Laurie Abrahams

Personal information
- Full name: Lawrence Adam Michael Abrahams
- Date of birth: 3 April 1953
- Place of birth: Stepney, London, England
- Date of death: 12 April 2026 (aged 73)
- Position: Forward

Senior career*
- Years: Team / Apps / (Gls)
- Alford
- 0000–1977: Barking
- 1977–1978: Charlton Athletic / 16 / (2)
- 1978: New England Tea Men / 17 / (7)
- 1979: Tulsa Roughnecks / 15 / (10)
- 1979–1981: California Surf / 58 / (30)
- 1980–1981: California Surf (indoor) / 14 / (14)
- 1982–1983: Tulsa Roughnecks / 53 / (28)
- 1983–1984: Tulsa Roughnecks (indoor) / 25 / (23)
- 1984: San Diego Sockers / 19 / (1)
- 1984–1985: New York Cosmos (indoor) / 18 / (7)
- 1985–1986: Kansas City Comets (indoor) / 55 / (38)
- 1986: Melbourne Croatia / 9 / (5)
- 1986–1987: Wichita Wings (indoor) / 23 / (14)
- Total:  / 283 / (142)

= Laurie Abrahams =

English football player and coach (1953–2026)

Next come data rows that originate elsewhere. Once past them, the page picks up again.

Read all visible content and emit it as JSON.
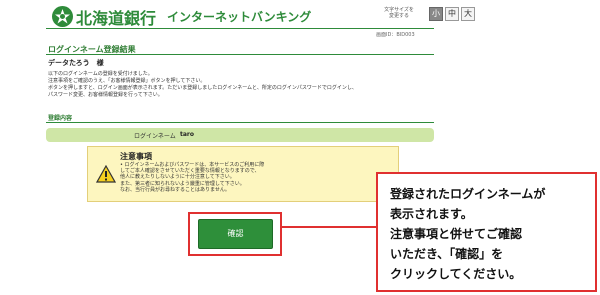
{
  "header": {
    "bank_name": "北海道銀行",
    "service_name": "インターネットバンキング",
    "font_size_label": "文字サイズを変更する",
    "font_size_buttons": [
      "小",
      "中",
      "大"
    ],
    "screen_id": "画面ID：BID003"
  },
  "page": {
    "title": "ログインネーム登録結果",
    "customer_name": "データたろう　様",
    "description_lines": [
      "以下のログインネームの登録を受付けました。",
      "注意事項をご確認のうえ、「お客様情報登録」ボタンを押して下さい。",
      "ボタンを押しますと、ログイン画面が表示されます。ただいま登録しましたログインネームと、所定のログインパスワードでログインし、",
      "パスワード変更、お客様情報登録を行って下さい。"
    ]
  },
  "registration": {
    "section_title": "登録内容",
    "login_label": "ログインネーム",
    "login_value": "taro"
  },
  "caution": {
    "title": "注意事項",
    "lines": [
      "• ログインネームおよびパスワードは、本サービスのご利用に際",
      "  してご本人確認をさせていただく重要な情報となりますので、",
      "  他人に教えたりしないように十分注意して下さい。",
      "  また、第三者に知られないよう厳重に管理して下さい。",
      "  なお、当行行員がお尋ねすることはありません。"
    ]
  },
  "confirm_button": {
    "label": "確認"
  },
  "callout": {
    "lines": [
      "登録されたログインネームが",
      "表示されます。",
      "注意事項と併せてご確認",
      "いただき、「確認」を",
      "クリックしてください。"
    ]
  },
  "colors": {
    "brand_green": "#2e8b3a",
    "highlight_red": "#e03030",
    "caution_bg": "#fdf6bf",
    "login_row_bg": "#cfe6a6"
  }
}
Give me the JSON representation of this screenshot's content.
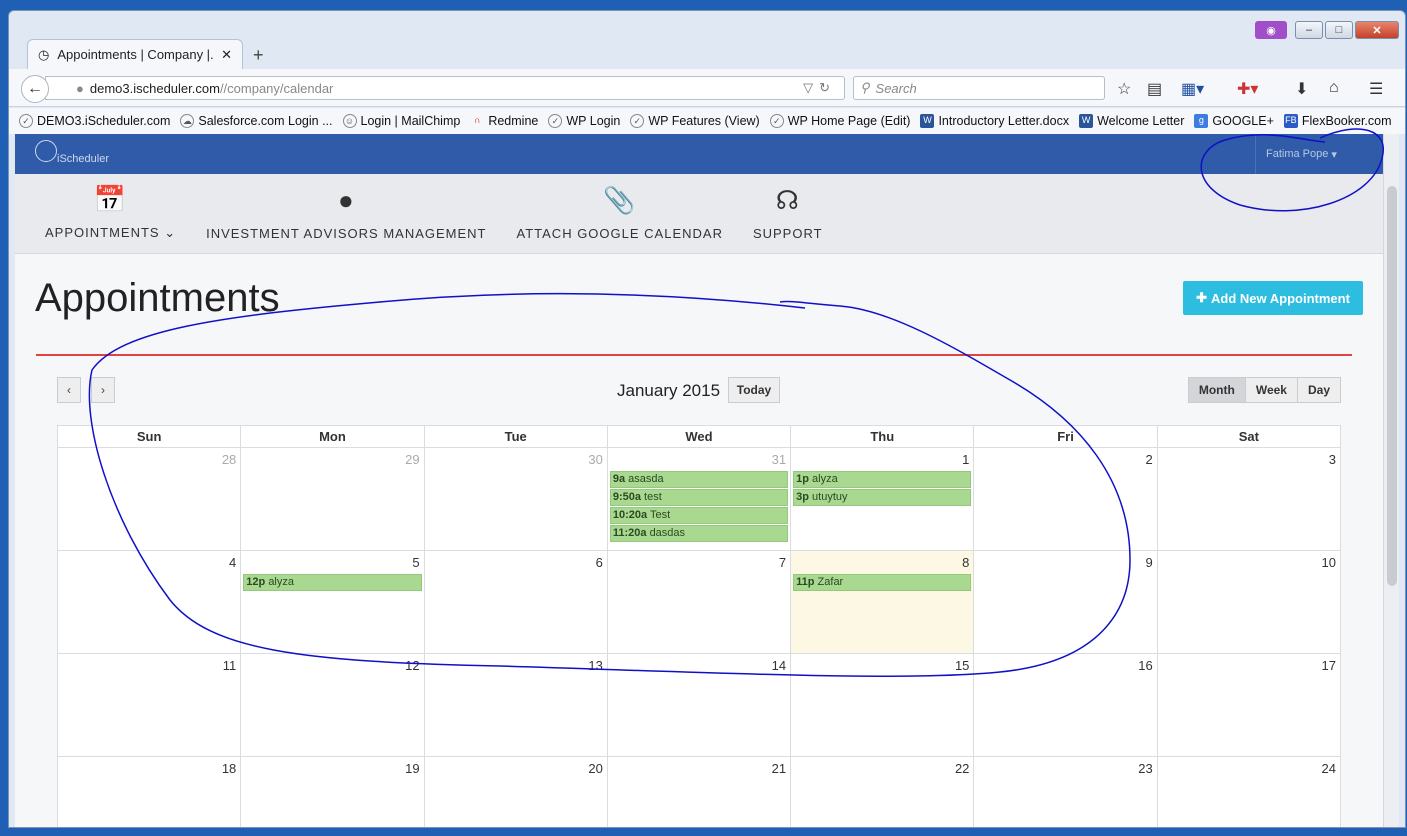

Lawrence Adam Michael Abrahams (3 April 1953 – 12 April 2026) was an English professional football player and coach who played as a forward in England, the United States, and Australia. From 1977 to 1987, Abrahams played 283 career league games, and scored 142 league goals.

==Playing career==
Abrahams was born in Stepney, in the East End of London. His family moved to Alfold in Surrey and he started his football career in the youth team at Alfold F.C., (once scoring 101 goals in a single season). He returned to London. He joined non-league club Barking, also working in a tailor's shop. He signed a professional contract in 1977 with Charlton Athletic. He spent one season at Charlton, making sixteen appearances. After leaving Charlton in 1978, Abrahams moved to the United States and played in the North American Soccer League for the New England Tea Men, Tulsa Roughnecks, and California Surf. The Surf folded at the end of the 1981 season and on 6 October 1981, the Tulsa Roughnecks selected Abrahams in the Dispersal Draft. He played the 1982 and 1983 outdoor seasons in Tulsa followed by the 1983–84 NASL indoor season. He was the Offensive MVP of 1983 NASL Grand Prix of Indoor Soccer, posting 12 goals and 6 assists in 8 games. In May 1984, the Roughnecks traded Abrahams to the San Diego Sockers in exchange for Peter Skouras and two used soccer balls. He began the season paired with Ade Coker up front. Still, he was relegated to the bench after the Sockers acquired Steve Zungul and Branko Segota. On 17 October 1984, the Sockers sold Abrahams's rights to the New York Cosmos for $25,000. The Cosmos entered the Major Indoor Soccer League in the fall of 1984, but sold his contract to the Kansas City Comets in January 1985. He remained with the Comets through the 1985–86 season. Abrahams spent the 1986 season in Australia with the Melbourne Knights, where he made 9 appearances, before returning to America to play with the Wichita Wings during the 1986–87 MISL season.

==Coaching career==
Abrahams worked as the Assistant Soccer Coach at Irvine Valley College. He also worked at Santa Ana College.

==Death==
Abrahams died on 12 April 2026, at the age of 73.